I thought about scoring some marks on it with a screwdriver, for it has pondered me more than once whether this same lander cycles back and forth on our behalf, or whether there’s a whole fleet of which we get a random pick each time. Harvest Moon buys this same methane and nitrogen from Orlov Petro, as does the Chinese base on Luna’s opposite pole, so one does have to wonder how the logistics logic out. Transit Point Station and Marriott Stars are both Orlov customers as well, although one suspects they have no need of landers per se, and are thus likely on a different delivery route.
(Iggy the Rake makes his own gases, by the way, though not to sell, and Orlov buys his spaceship components and habitat modules from Renz Ventures. Danny Beseman buys from both and sells to no one, except dreams to the dreamers, which don’t come cheap, although one supposes the exact same charge could be leveled against His Holy. The only difference, my love, is whether one dreams of dwelling in Heaven
or upon the face of Mars, which is a kind of Heaven for unbelievers too savvy to upload to the Immortal Cloud—a scam which stirs me to rare anger, I’m afraid. At any rate, this monk would love sometime to chart what ends up where, and from what starting point, that all these trillions should so enrich just four men born of Earth.)
As luck would have it, our work was completed timely, for not two minutes after I set the launch dial there came upon the radio a voice, calling out, “Sierra Juliet Zero Niner on approach.”
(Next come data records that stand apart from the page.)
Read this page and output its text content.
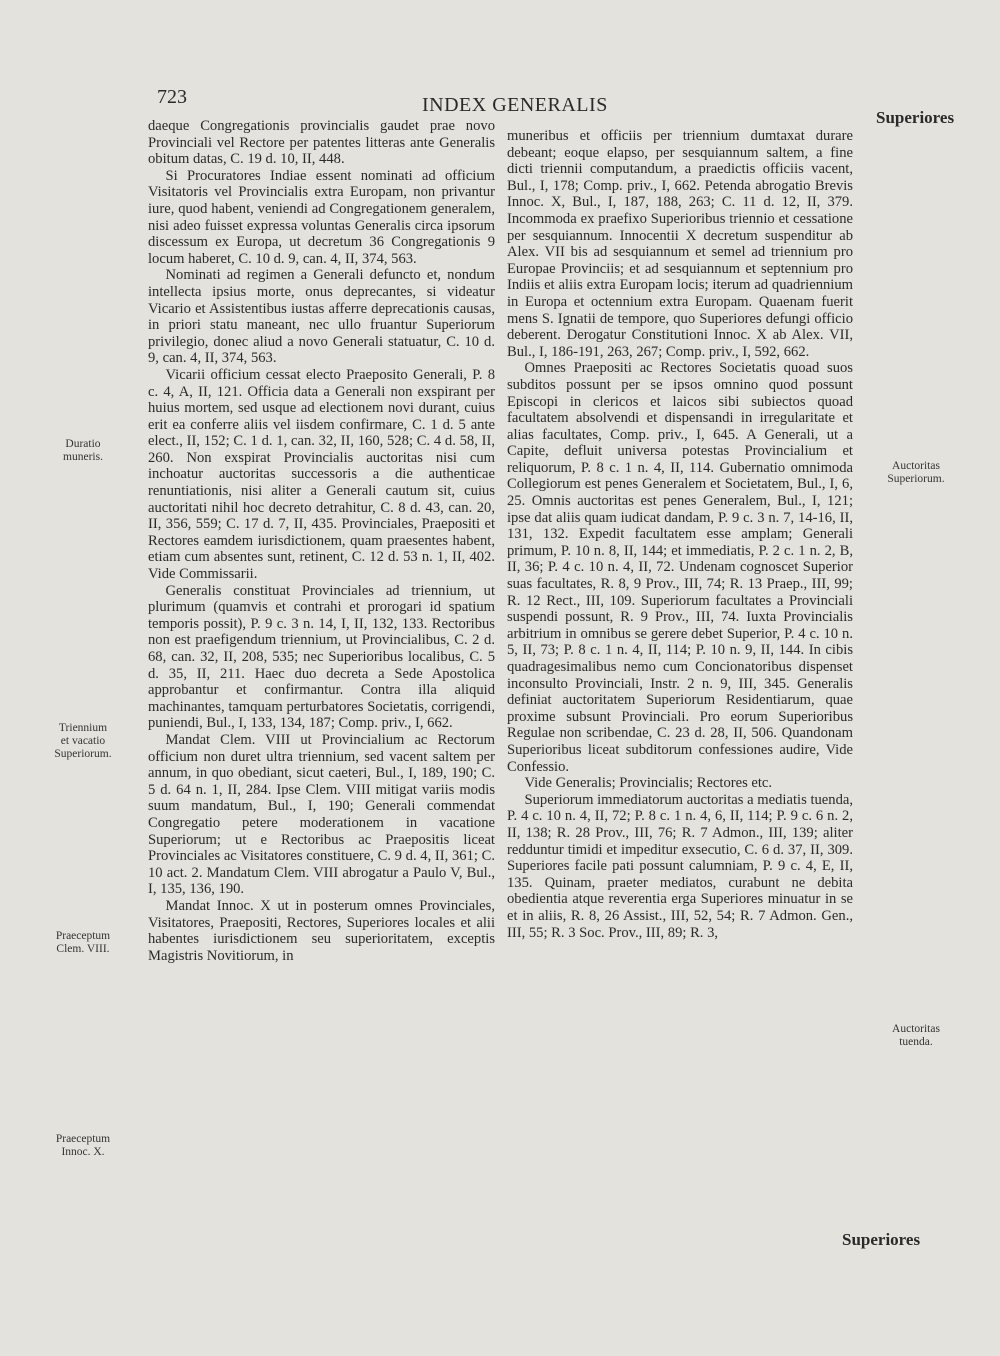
723	INDEX GENERALIS
Superiores

daeque Congregationis provincialis gaudet prae novo Provinciali vel Rectore per patentes litteras ante Generalis obitum datas, C. 19 d. 10, II, 448.

Si Procuratores Indiae essent nominati ad officium Visitatoris vel Provincialis extra Europam, non privantur iure, quod habent, veniendi ad Congregationem generalem, nisi adeo fuisset expressa voluntas Generalis circa ipsorum discessum ex Europa, ut decretum 36 Congregationis 9 locum haberet, C. 10 d. 9, can. 4, II, 374, 563.

Nominati ad regimen a Generali defuncto et, nondum intellecta ipsius morte, onus deprecantes, si videatur Vicario et Assistentibus iustas afferre deprecationis causas, in priori statu maneant, nec ullo fruantur Superiorum privilegio, donec aliud a novo Generali statuatur, C. 10 d. 9, can. 4, II, 374, 563.

Vicarii officium cessat electo Praeposito Generali, P. 8 c. 4, A, II, 121. Officia data a Generali non exspirant per huius mortem, sed usque ad electionem novi durant, cuius erit ea conferre aliis vel iisdem confirmare, C. 1 d. 5 ante elect., II, 152; C. 1 d. 1, can. 32, II, 160, 528; C. 4 d. 58, II, 260. Non exspirat Provincialis auctoritas nisi cum inchoatur auctoritas successoris a die authenticae renuntiationis, nisi aliter a Generali cautum sit, cuius auctoritati nihil hoc decreto detrahitur, C. 8 d. 43, can. 20, II, 356, 559; C. 17 d. 7, II, 435. Provinciales, Praepositi et Rectores eamdem iurisdictionem, quam praesentes habent, etiam cum absentes sunt, retinent, C. 12 d. 53 n. 1, II, 402. Vide Commissarii.

Generalis constituat Provinciales ad triennium, ut plurimum (quamvis et contrahi et prorogari id spatium temporis possit), P. 9 c. 3 n. 14, I, II, 132, 133. Rectoribus non est praefigendum triennium, ut Provincialibus, C. 2 d. 68, can. 32, II, 208, 535; nec Superioribus localibus, C. 5 d. 35, II, 211. Haec duo decreta a Sede Apostolica approbantur et confirmantur. Contra illa aliquid machinantes, tamquam perturbatores Societatis, corrigendi, puniendi, Bul., I, 133, 134, 187; Comp. priv., I, 662.

Mandat Clem. VIII ut Provincialium ac Rectorum officium non duret ultra triennium, sed vacent saltem per annum, in quo obediant, sicut caeteri, Bul., I, 189, 190; C. 5 d. 64 n. 1, II, 284. Ipse Clem. VIII mitigat variis modis suum mandatum, Bul., I, 190; Generali commendat Congregatio petere moderationem in vacatione Superiorum; ut e Rectoribus ac Praepositis liceat Provinciales ac Visitatores constituere, C. 9 d. 4, II, 361; C. 10 act. 2. Mandatum Clem. VIII abrogatur a Paulo V, Bul., I, 135, 136, 190.

Mandat Innoc. X ut in posterum omnes Provinciales, Visitatores, Praepositi, Rectores, Superiores locales et alii habentes iurisdictionem seu superioritatem, exceptis Magistris Novitiorum, in

muneribus et officiis per triennium dumtaxat durare debeant; eoque elapso, per sesquiannum saltem, a fine dicti triennii computandum, a praedictis officiis vacent, Bul., I, 178; Comp. priv., I, 662. Petenda abrogatio Brevis Innoc. X, Bul., I, 187, 188, 263; C. 11 d. 12, II, 379. Incommoda ex praefixo Superioribus triennio et cessatione per sesquiannum. Innocentii X decretum suspenditur ab Alex. VII bis ad sesquiannum et semel ad triennium pro Europae Provinciis; et ad sesquiannum et septennium pro Indiis et aliis extra Europam locis; iterum ad quadriennium in Europa et octennium extra Europam. Quaenam fuerit mens S. Ignatii de tempore, quo Superiores defungi officio deberent. Derogatur Constitutioni Innoc. X ab Alex. VII, Bul., I, 186-191, 263, 267; Comp. priv., I, 592, 662.

Omnes Praepositi ac Rectores Societatis quoad suos subditos possunt per se ipsos omnino quod possunt Episcopi in clericos et laicos sibi subiectos quoad facultatem absolvendi et dispensandi in irregularitate et alias facultates, Comp. priv., I, 645. A Generali, ut a Capite, defluit universa potestas Provincialium et reliquorum, P. 8 c. 1 n. 4, II, 114. Gubernatio omnimoda Collegiorum est penes Generalem et Societatem, Bul., I, 6, 25. Omnis auctoritas est penes Generalem, Bul., I, 121; ipse dat aliis quam iudicat dandam, P. 9 c. 3 n. 7, 14-16, II, 131, 132. Expedit facultatem esse amplam; Generali primum, P. 10 n. 8, II, 144; et immediatis, P. 2 c. 1 n. 2, B, II, 36; P. 4 c. 10 n. 4, II, 72. Undenam cognoscet Superior suas facultates, R. 8, 9 Prov., III, 74; R. 13 Praep., III, 99; R. 12 Rect., III, 109. Superiorum facultates a Provinciali suspendi possunt, R. 9 Prov., III, 74. Iuxta Provincialis arbitrium in omnibus se gerere debet Superior, P. 4 c. 10 n. 5, II, 73; P. 8 c. 1 n. 4, II, 114; P. 10 n. 9, II, 144. In cibis quadragesimalibus nemo cum Concionatoribus dispenset inconsulto Provinciali, Instr. 2 n. 9, III, 345. Generalis definiat auctoritatem Superiorum Residentiarum, quae proxime subsunt Provinciali. Pro eorum Superioribus Regulae non scribendae, C. 23 d. 28, II, 506. Quandonam Superioribus liceat subditorum confessiones audire, Vide Confessio.

Vide Generalis; Provincialis; Rectores etc.

Superiorum immediatorum auctoritas a mediatis tuenda, P. 4 c. 10 n. 4, II, 72; P. 8 c. 1 n. 4, 6, II, 114; P. 9 c. 6 n. 2, II, 138; R. 28 Prov., III, 76; R. 7 Admon., III, 139; aliter redduntur timidi et impeditur exsecutio, C. 6 d. 37, II, 309. Superiores facile pati possunt calumniam, P. 9 c. 4, E, II, 135. Quinam, praeter mediatos, curabunt ne debita obedientia atque reverentia erga Superiores minuatur in se et in aliis, R. 8, 26 Assist., III, 52, 54; R. 7 Admon. Gen., III, 55; R. 3 Soc. Prov., III, 89; R. 3,

Duratio
muneris.
Triennium
et vacatio
Superiorum.
Praeceptum
Clem. VIII.
Praeceptum
Innoc. X.
Auctoritas
Superiorum.
Auctoritas
tuenda.
Superiores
To which my correct reply is always, “Roger that, Zero Niner. Sierra Juliet Ground Actual requesting ETA.”
The pilot, a Harvest Moon functionary, answered, “Sierra Juliet Zero Niner estimating touchdown in five minutes, twelve seconds.”
Sierra Juliet is pilotspeak for Saint Joseph of Cupertino Monastery, as opposed to Sierra Lima, which abbrevs yon Shackleton Lunar Industrial Station, whose warnings we also get. Zero Niner meant this was the ninth inbound crewed flight to land this site, and also that the pilot was cool, as are they all. That nothing else was said meant that nothing else was expected, for all was nominal and good. More than mere courtesy, these exchanges warn the unwary to clear the drop zone, for a landing jet can kick up silent bullets of Lunar gravel with terrific kinetic energy, to travel sometimes many parabolic miles before impact.
In theory a General Spacesuit Heavy Rebreather is proof against such gravel impacts, but the better part of valor is to retreat somewhere safer, which in our case was the airlock. Unpressurized but with the outer hatch closed, it was fortress enough for this or any purpose, for in add to radiation it’s designed to withstand the impact of stone soccer balls at interplanetary velocity.
The airlock offers three portholes facing three different directions, and without knowing precise where the lander would touch down, I chose one at random to crowd in front of, and Puke chose another, and we waited the couple of minutes until the lander appeared.